In the midst of our own darkness, I’ve noticed signs of a spiritual springtime. In my own life, I saw this early through an unusual television series called The Chosen. A project of Christian filmmaker Dallas Jenkins, I joined thousands of others watching the out-of-the-box production model take on an ancient story. Completely crowdfunded and free to viewers, many people found this series while isolated in the early days of the pandemic.
Now, officially a Chosen Fan, I’ve asked God multiple times what’s he about with this. With now over a hundred million views and translations into hundreds of languages, I have heard the changing conversations about Jesus and so many testimonies of changed lives—lives moving from darkness to light, dread to hope.
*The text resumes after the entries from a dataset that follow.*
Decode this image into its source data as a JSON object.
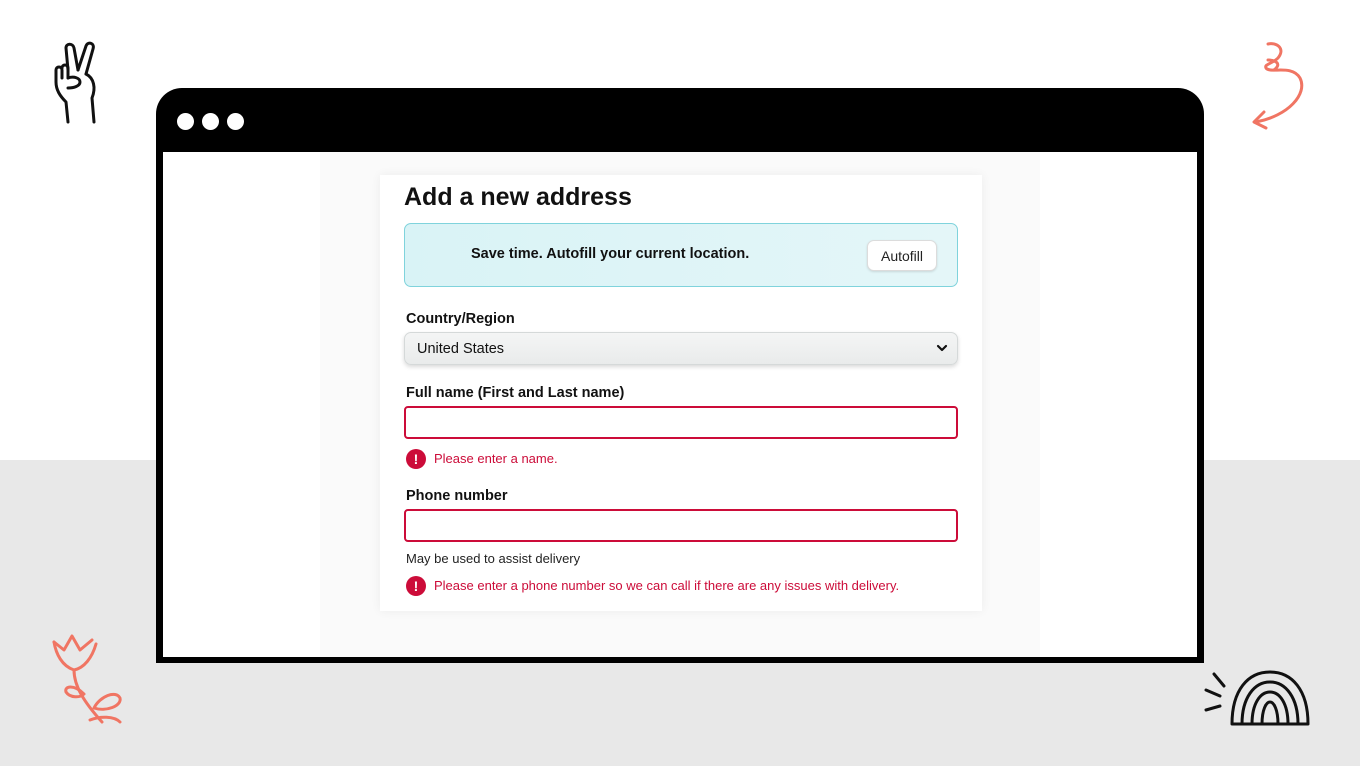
{
  "browser": {
    "window_dots": 3
  },
  "form": {
    "title": "Add a new address",
    "autofill": {
      "message": "Save time. Autofill your current location.",
      "button_label": "Autofill"
    },
    "country": {
      "label": "Country/Region",
      "value": "United States"
    },
    "full_name": {
      "label": "Full name (First and Last name)",
      "value": "",
      "error": "Please enter a name."
    },
    "phone": {
      "label": "Phone number",
      "value": "",
      "hint": "May be used to assist delivery",
      "error": "Please enter a phone number so we can call if there are any issues with delivery."
    }
  },
  "colors": {
    "error": "#cc0c39",
    "banner_border": "#7fd3dc",
    "banner_background": "#dff4f7",
    "doodle_accent": "#f07563"
  },
  "decorations": [
    "peace-hand-icon",
    "spiral-arrow-icon",
    "tulip-icon",
    "rainbow-icon"
  ]
}
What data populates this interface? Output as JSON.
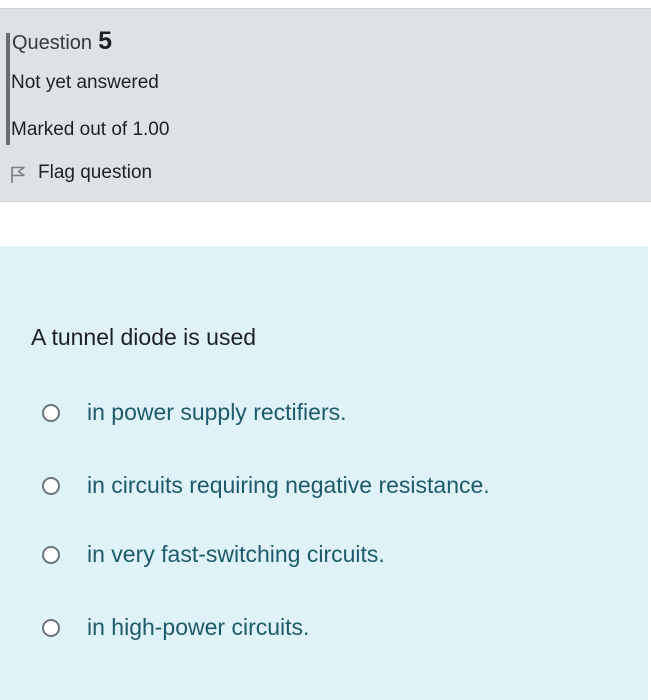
{
  "info": {
    "question_word": "Question",
    "question_number": "5",
    "state": "Not yet answered",
    "grade": "Marked out of 1.00",
    "flag_label": "Flag question",
    "flag_icon": "flag-icon"
  },
  "question": {
    "text": "A tunnel diode is used",
    "answers": [
      {
        "label": "in power supply rectifiers.",
        "selected": false
      },
      {
        "label": "in circuits requiring negative resistance.",
        "selected": false
      },
      {
        "label": "in very fast-switching circuits.",
        "selected": false
      },
      {
        "label": "in high-power circuits.",
        "selected": false
      }
    ]
  },
  "colors": {
    "info_background": "#dee2e6",
    "content_background": "#def2f8",
    "answer_text": "#1f5a6b",
    "accent_bar": "#6a6d70"
  }
}
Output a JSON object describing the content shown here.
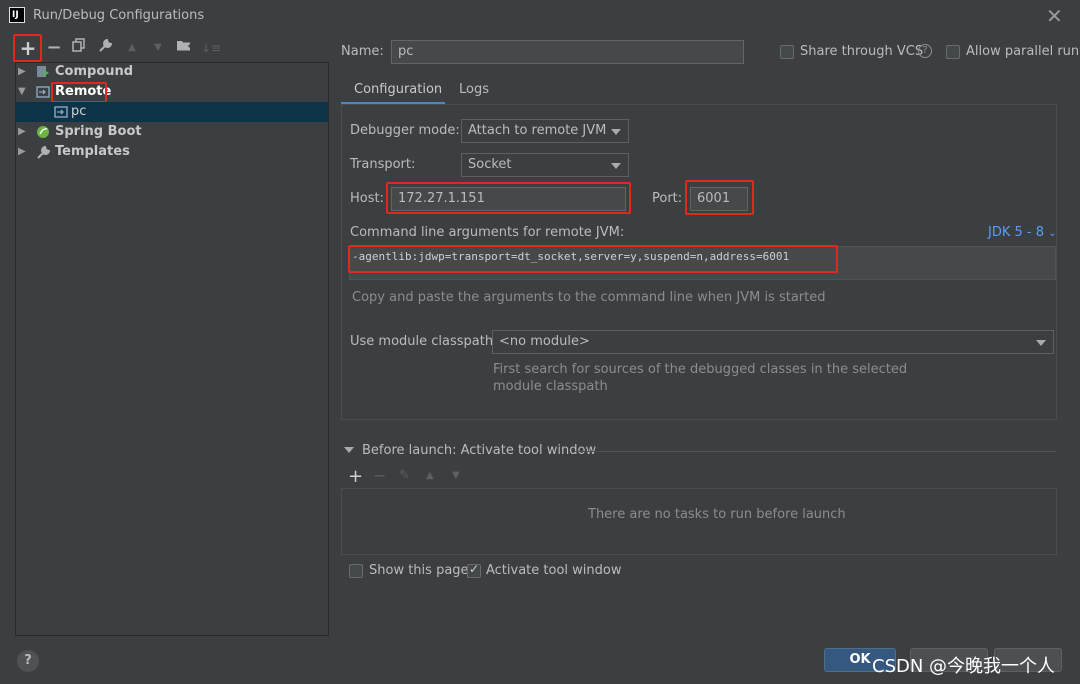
{
  "window": {
    "title": "Run/Debug Configurations",
    "app_icon_text": "IJ"
  },
  "toolbar": {
    "icons": [
      "add-icon",
      "remove-icon",
      "copy-icon",
      "wrench-icon",
      "move-up-icon",
      "move-down-icon",
      "folder-icon",
      "sort-icon"
    ]
  },
  "tree": {
    "items": [
      {
        "label": "Compound",
        "icon": "compound-icon",
        "expanded": false
      },
      {
        "label": "Remote",
        "icon": "remote-icon",
        "expanded": true
      },
      {
        "label": "pc",
        "icon": "remote-config-icon",
        "selected": true
      },
      {
        "label": "Spring Boot",
        "icon": "spring-boot-icon",
        "expanded": false
      },
      {
        "label": "Templates",
        "icon": "wrench-icon",
        "expanded": false
      }
    ]
  },
  "form": {
    "name_label": "Name:",
    "name_value": "pc",
    "share_vcs_label": "Share through VCS",
    "allow_parallel_label": "Allow parallel run",
    "tabs": [
      "Configuration",
      "Logs"
    ],
    "debugger_mode_label": "Debugger mode:",
    "debugger_mode_value": "Attach to remote JVM",
    "transport_label": "Transport:",
    "transport_value": "Socket",
    "host_label": "Host:",
    "host_value": "172.27.1.151",
    "port_label": "Port:",
    "port_value": "6001",
    "cmd_label": "Command line arguments for remote JVM:",
    "jdk_label": "JDK 5 - 8",
    "cmd_value": "-agentlib:jdwp=transport=dt_socket,server=y,suspend=n,address=6001",
    "cmd_hint": "Copy and paste the arguments to the command line when JVM is started",
    "module_label": "Use module classpath:",
    "module_value": "<no module>",
    "module_hint_1": "First search for sources of the debugged classes in the selected",
    "module_hint_2": "module classpath"
  },
  "before_launch": {
    "title": "Before launch: Activate tool window",
    "empty_text": "There are no tasks to run before launch",
    "show_page_label": "Show this page",
    "activate_tool_label": "Activate tool window"
  },
  "buttons": {
    "ok": "OK",
    "help": "?"
  },
  "watermark": "CSDN @今晚我一个人",
  "colors": {
    "accent": "#4a88c7",
    "highlight": "#e0281e",
    "selection": "#0d3349",
    "ok_button": "#365880"
  }
}
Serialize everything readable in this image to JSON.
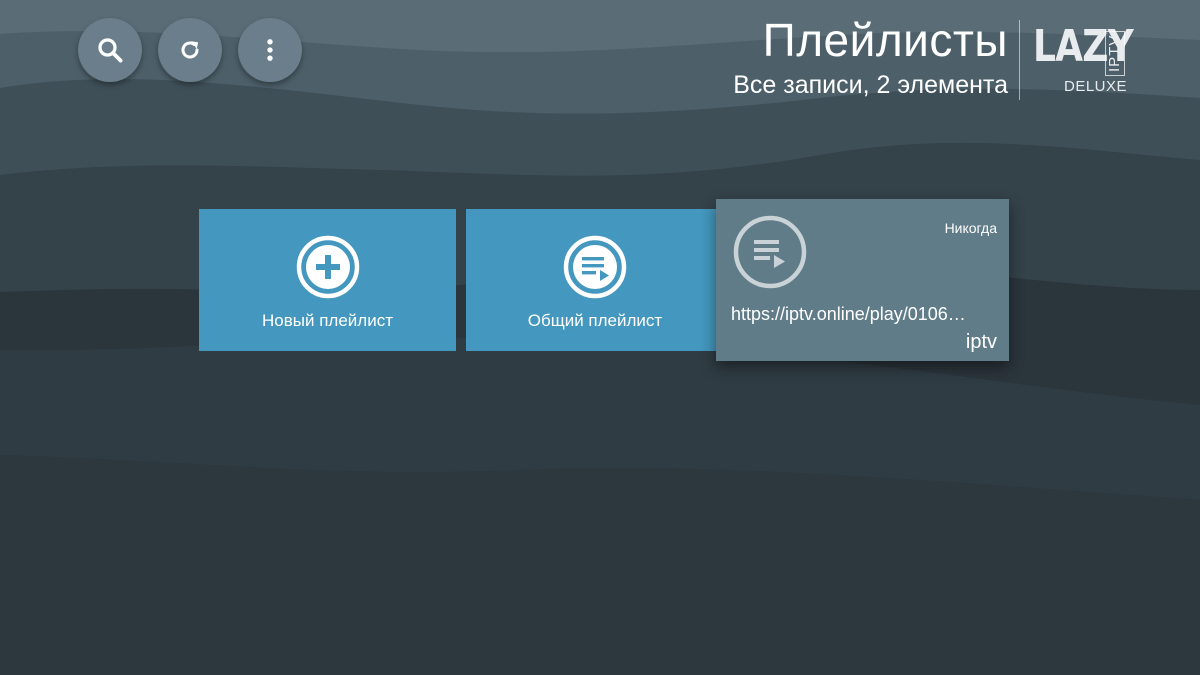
{
  "header": {
    "title": "Плейлисты",
    "subtitle": "Все записи, 2 элемента"
  },
  "logo": {
    "word": "LAZY",
    "iptv": "IPTV",
    "edition": "DELUXE"
  },
  "toolbar": {
    "buttons": [
      {
        "icon": "search-icon"
      },
      {
        "icon": "refresh-icon"
      },
      {
        "icon": "more-vertical-icon"
      }
    ]
  },
  "actions": {
    "new_playlist_label": "Новый плейлист",
    "common_playlist_label": "Общий плейлист"
  },
  "playlists": [
    {
      "updated": "Никогда",
      "url": "https://iptv.online/play/0106…",
      "name": "iptv"
    }
  ],
  "colors": {
    "background_dark": "#2b353c",
    "action_card": "#4497be",
    "selected_card": "#607c88",
    "round_button": "#6a7f8b"
  }
}
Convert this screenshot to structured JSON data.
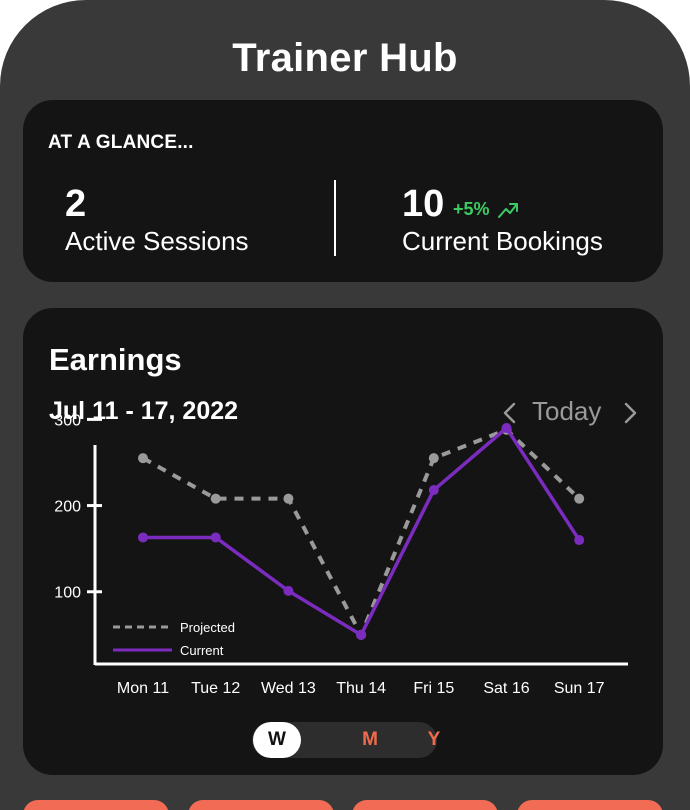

With The Chosen having finished a powerful third season in February, something else happened—revival in a small college. In the dead of winter, students were coming together day after day, week after week for prayer and worship. A small Kentucky town was overwhelmed with thousands of visitors who wanted to see what was happening. What did they find? God on the move.
Just as we were hearing this news, another movie came out in February—Jesus Revolution. This time, it’s a production of a well-known company, Lionsgate, and with a well-known actor, Kelsey Grammer, of Cheers and Frasier fame. It also had a fun co-star—Jonathan Roumie, the now well-known actor of The Chosen series who plays none other than Jesus, himself. In Jesus Revolution, however, he’s a hippie turned Jesus freak who shakes things up in the dying church of Pastor Chuck Smith.
Not surprisingly, thousands of Boomers and even some younger folk have been flocking to see this film, because it brings back wonderful memories of earlier carefree days. What we all were surprised to find, however, was that it also stirred up our faith. There is no coincidence that the time in which the Jesus Movement was birthed is not so unlike our current day.
So, as I look outside my home today, writing this article, I’m smiling at the sunshine of a glorious spring day. It has come after a day of storms, winds, and darkness, but it has come. There is no day too dark for God to move, and moving he is. We just have to watch for the signs.